"¡Oh insensatos gálatas! ¿Quién os ha fascinado así?
Habéis sido llamados a la libertad: ¡no os dejéis sujetar de nuevo al yugo de
la servidumbre!" (Gal., III et V, 1)
Esta imprecación de San Pablo a los gálatas la veo cada día
más presente y palpitante a mi alrededor. Son muy pocos los reductos en los que
podamos respirar el aire puro de la libertad. Apenas si nos quedan algunos
rincones de la Naturaleza o la intimidad de una vida casi eremítica siempre que
no seamos pasto de algún rapero invasor. El silencio, la ausencia de
contaminación acústica, la preservación de un círculo de personalidad
individual libre de ruidos, es hoy un lujo al alcance de muy pocos. Como ayer,
no hay más remedio que fortificarse tras gruesos muros de aislamiento y
soledad. Nuestra sociedad es gravemente perturbadora. A veces, ese fenómeno de
la ciencia que es el ruido se cuela de forma "ordenada" —véase, o
mejor no se vea, la televisión—, pero cada vez la turba de rupturas sonoras que
irrumpen en nuestra soledad sonora es más avasalladora, como las correrías de
los bárbaros o la expansión de los berberiscos.

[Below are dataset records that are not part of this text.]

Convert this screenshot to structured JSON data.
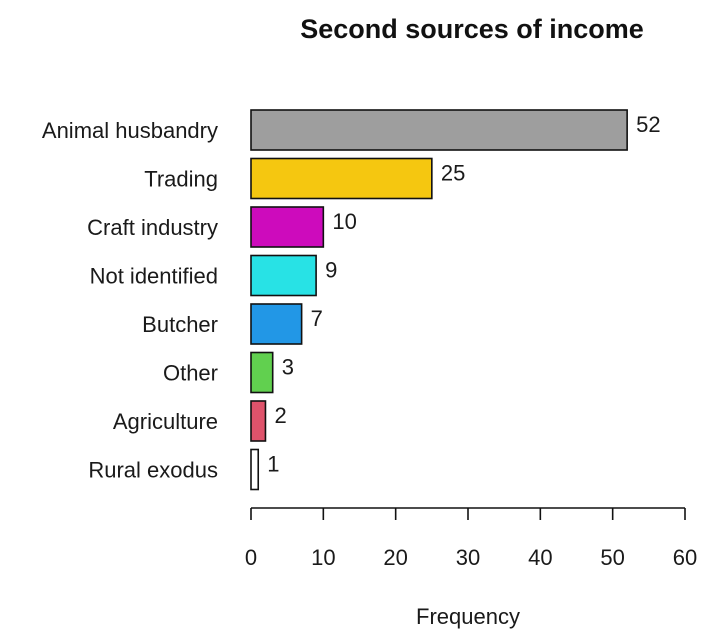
{
  "chart_data": {
    "type": "bar",
    "orientation": "horizontal",
    "title": "Second sources of income",
    "xlabel": "Frequency",
    "ylabel": "",
    "categories": [
      "Animal husbandry",
      "Trading",
      "Craft industry",
      "Not identified",
      "Butcher",
      "Other",
      "Agriculture",
      "Rural exodus"
    ],
    "values": [
      52,
      25,
      10,
      9,
      7,
      3,
      2,
      1
    ],
    "value_labels": [
      "52",
      "25",
      "10",
      "9",
      "7",
      "3",
      "2",
      "1"
    ],
    "colors": [
      "#9e9e9e",
      "#f5c710",
      "#cd0bbc",
      "#28e2e5",
      "#2297e6",
      "#61d04f",
      "#df536b",
      "#ffffff"
    ],
    "xlim": [
      0,
      60
    ],
    "xticks": [
      0,
      10,
      20,
      30,
      40,
      50,
      60
    ],
    "xtick_labels": [
      "0",
      "10",
      "20",
      "30",
      "40",
      "50",
      "60"
    ],
    "grid": false,
    "legend": "none"
  }
}
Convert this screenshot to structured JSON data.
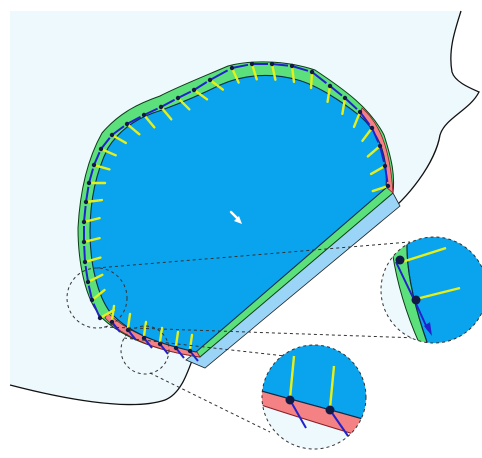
{
  "colors": {
    "background": "#ffffff",
    "region_fill": "#eef9fd",
    "boundary_stroke": "#111111",
    "body_fill": "#0aa4ee",
    "body_shadow": "#9ad4f6",
    "outer_band": "#5ce07c",
    "inner_band": "#f48183",
    "normal_ray": "#e5f01a",
    "motion_arrow": "#2222cc",
    "node": "#101a45",
    "velocity_arrow": "#ffffff",
    "zoom_border": "#333333"
  },
  "icons": {
    "velocity": "arrow-down-right-icon",
    "normals": "ray-glyph",
    "nodes": "dot-glyph"
  },
  "zoom_views": [
    {
      "name": "zoom-right",
      "shows": "left-boundary-detail"
    },
    {
      "name": "zoom-bottom",
      "shows": "bottom-boundary-detail"
    }
  ]
}
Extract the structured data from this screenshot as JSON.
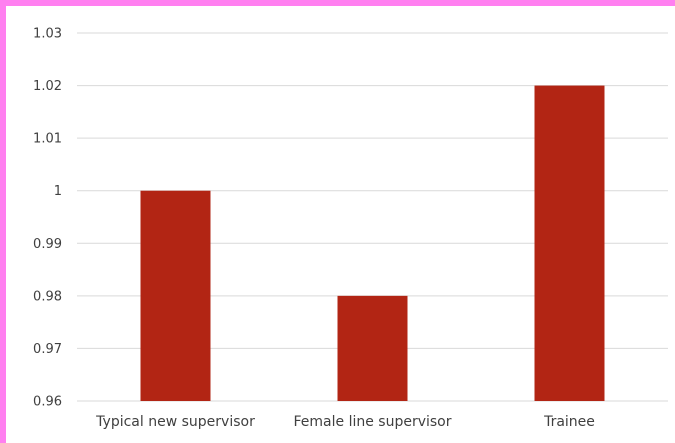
{
  "chart_data": {
    "type": "bar",
    "title": "",
    "xlabel": "",
    "ylabel": "",
    "categories": [
      "Typical new supervisor",
      "Female line supervisor",
      "Trainee"
    ],
    "values": [
      1.0,
      0.98,
      1.02
    ],
    "ylim": [
      0.96,
      1.03
    ],
    "yticks": [
      "0.96",
      "0.97",
      "0.98",
      "0.99",
      "1",
      "1.01",
      "1.02",
      "1.03"
    ],
    "grid": true,
    "legend": "none",
    "colors": {
      "bar": "#b22514",
      "grid": "#d9d9d9",
      "frame_accent": "#ff7ff0"
    }
  }
}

Y cuando uno sale a la calle o a cualquier ámbito de
convivencia, resulta muy difícil volver con la sensación —o la convicción— de
que ha aprovechado el tiempo sin que nadie sacrifique una paz siempre
vulnerable en un ambiente cada vez más brutal. Ayer, sin ir más lejos, mi
familia, y otras muchas, tuvimos que soportar a una pareja joven fornicando en
nuestras narices. Fue en una playa que hasta ahora aunaba el clima familiar con
un atractivo natural casi virgen. Durante la última media hora que estuvimos
allí, donde hasta no hace mucho se disfrutaba de un paraíso, la tensión se fue
apoderando de nuestra libertad hasta dejarla reducida a cenizas. ¡Qué razón
llevaba el Apóstol cuando nos ponía en guardia ante la seducción de los más
innobles instintos!
Durante toda mi vida, he concebido el sexo como algo
sublime, sin resignarme a tomar la descalificación freudiana como si fuera
palabra de dios. Lo de "liberación sexual" me pareció siempre un
burdo sarcasmo. Ahora veo que, socialmente, es una batalla perdida y que la
llamada de Pablo estaba más bien dirigida a un plano superior que al de la
simple cáscara de lo único que hoy parece importar: la colectividad. Eso por no
hablar de la transgresión —a menudo perversión— de los derechos ajenos,
empezando por el derecho a vivir. Lo de ayer en mi playa fue sobre todo una
agresión, un acto de propaganda violenta y una expulsión de un lugar público al
modo del exhibicionista en la puerta del instituto. En definitiva, una
demostración de poder y dominio territorial sobre congéneres indefensos que
hubieron de huir para no seguir sufriendo la devastación interior de estos
atilas de la desvergüenza. Como en el caso de la prepotencia acústica, lo que
vimos ayer no era sino sojuzgamiento visual. Y como en el caso del Don Juan de
Marañón, probablemente obedecería a un notable y patológico déficit de
sexualidad. Quien practica sexo de verdad no lo "exporta" a la fuerza
ante niños y mayores. Esto es el más vil de los ultrajes y la más despreciable
de las degradaciones.
Tenemos un alma llamada a regir al cuerpo. Cuando a esta
verdad tan simple se le da la vuelta, el alma —llámese psicología, espíritu, mente,
emotividad, afectividad o como se quiera— pasa a quedar subyugada, y por lo
tanto baja de una condición libre a una sometida. Esto, como el aborto legal,
es otra regresión a un estadio prehistórico de nuestras comunidades. Ayer lo vi
de forma gráfica en la playa de mis sueños.